Are they wrong? Are they right? This is more than ever the question of the choice of perception. Is one truly free to choose what one sees and feels? Obviously not. Conversely, is one constrained to perceive against one’s will what proposes itself and now imposes itself on everyone’s gaze? Certainly not.
There would not be, in effect, “art” on the one side and a more or less informed criticism or spectatorship on the other, mirroring each other. Criticism and art are one, they are inherent to each other as phenomena, a “conscientious objection” in the most literal sense, as is demonstrated by their history.4
“In the age of the information highway, the last luxury is, in a sense, a context,” says Wired. We must admit that we find ourselves in a situation “that escapes us,” to such a degree that the dominant discourses heard here and there seem completely “out of step,” a “thousand miles” from what we experience and feel in reality. That is the permanent, carefully smothered scandal of a world that, since the beginning of the industrial era, has not ceased to go by faster and faster, marching past and disappearing at a rate that accelerates in accordance with the degree of progress in techniques of transmission and representation.
If art, in the words of Victor Hugo, once consisted of putting the mask of the visible on the invisible, our world, deprived at once of art and criticism, would then have an unhealthy tendency to “lose consciousness” and finally to “pass out.”
Translated from the French by Sheila Glaser.
NOTES
1. To cope with her splenetic temperament, Elizabeth of Austria-Hungary (Sissi), nicknamed “the locomotive empress,” would relocate an average of 300 days a year. During that same period, the historian Jules Michelet declared, “Thanks to the railway, the medicine of the future will be a preventive emigration.”
2. See Seneca, De brevitate vitae [On the brevity of life].

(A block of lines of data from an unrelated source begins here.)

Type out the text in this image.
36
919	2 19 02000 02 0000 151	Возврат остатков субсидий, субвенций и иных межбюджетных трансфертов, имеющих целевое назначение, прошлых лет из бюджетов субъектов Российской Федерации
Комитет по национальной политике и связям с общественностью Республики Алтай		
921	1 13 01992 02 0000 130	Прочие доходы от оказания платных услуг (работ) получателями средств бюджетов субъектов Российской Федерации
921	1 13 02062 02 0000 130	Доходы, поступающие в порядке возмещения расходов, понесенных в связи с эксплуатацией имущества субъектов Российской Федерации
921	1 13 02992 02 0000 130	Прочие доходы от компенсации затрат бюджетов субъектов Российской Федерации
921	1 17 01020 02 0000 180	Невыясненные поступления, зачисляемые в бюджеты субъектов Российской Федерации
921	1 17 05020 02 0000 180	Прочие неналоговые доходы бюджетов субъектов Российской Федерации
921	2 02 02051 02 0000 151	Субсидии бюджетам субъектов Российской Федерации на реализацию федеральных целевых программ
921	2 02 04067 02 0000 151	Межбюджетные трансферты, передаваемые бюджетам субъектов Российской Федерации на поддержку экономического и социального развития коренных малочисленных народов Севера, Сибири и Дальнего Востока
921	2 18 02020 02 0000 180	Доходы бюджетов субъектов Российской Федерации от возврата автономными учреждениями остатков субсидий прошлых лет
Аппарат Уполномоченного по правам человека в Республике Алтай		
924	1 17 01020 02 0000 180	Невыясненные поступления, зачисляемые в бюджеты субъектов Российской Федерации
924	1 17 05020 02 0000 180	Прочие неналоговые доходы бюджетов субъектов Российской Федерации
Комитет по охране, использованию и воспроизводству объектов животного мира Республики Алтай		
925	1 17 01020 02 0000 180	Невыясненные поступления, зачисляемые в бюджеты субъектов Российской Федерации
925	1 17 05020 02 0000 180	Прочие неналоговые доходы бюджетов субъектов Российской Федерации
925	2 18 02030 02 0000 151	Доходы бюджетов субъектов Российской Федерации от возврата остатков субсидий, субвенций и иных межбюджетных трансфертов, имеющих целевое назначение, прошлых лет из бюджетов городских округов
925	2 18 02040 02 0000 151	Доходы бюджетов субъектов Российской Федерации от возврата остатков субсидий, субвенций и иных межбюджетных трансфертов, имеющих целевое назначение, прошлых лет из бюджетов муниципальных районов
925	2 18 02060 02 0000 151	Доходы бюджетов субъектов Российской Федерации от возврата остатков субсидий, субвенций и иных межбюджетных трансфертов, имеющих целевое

3. One no longer cures boredom with travel, but terror with video: the new “virtual therapy” is used to desensitize the chronically anxious. Helmet on head, they are comforted on the screen with the “limit situations” they fear until they are able to overcome their phobia.
4. “I am from the opposition that is called life”—thus, the famous adage recalling the organic bonds that exist between art and the perpetually critical state of a reality in the process of going by (Paul de Tarse). To eat, not to become prey, to survive, to survive oneself—from the first wall paintings (30,000 years before our era), to Su Tung-Po’s remarks—“Vision surges in front of you. You must seize this vision with the brush, because it can disappear as suddenly as the hare when the hunter approaches”—to Van Gogh’s disillusioned assertion, at the end of a 19th century already given over to the mechanical acceleration of perception: “Those who say I paint too quickly watch me too quickly.”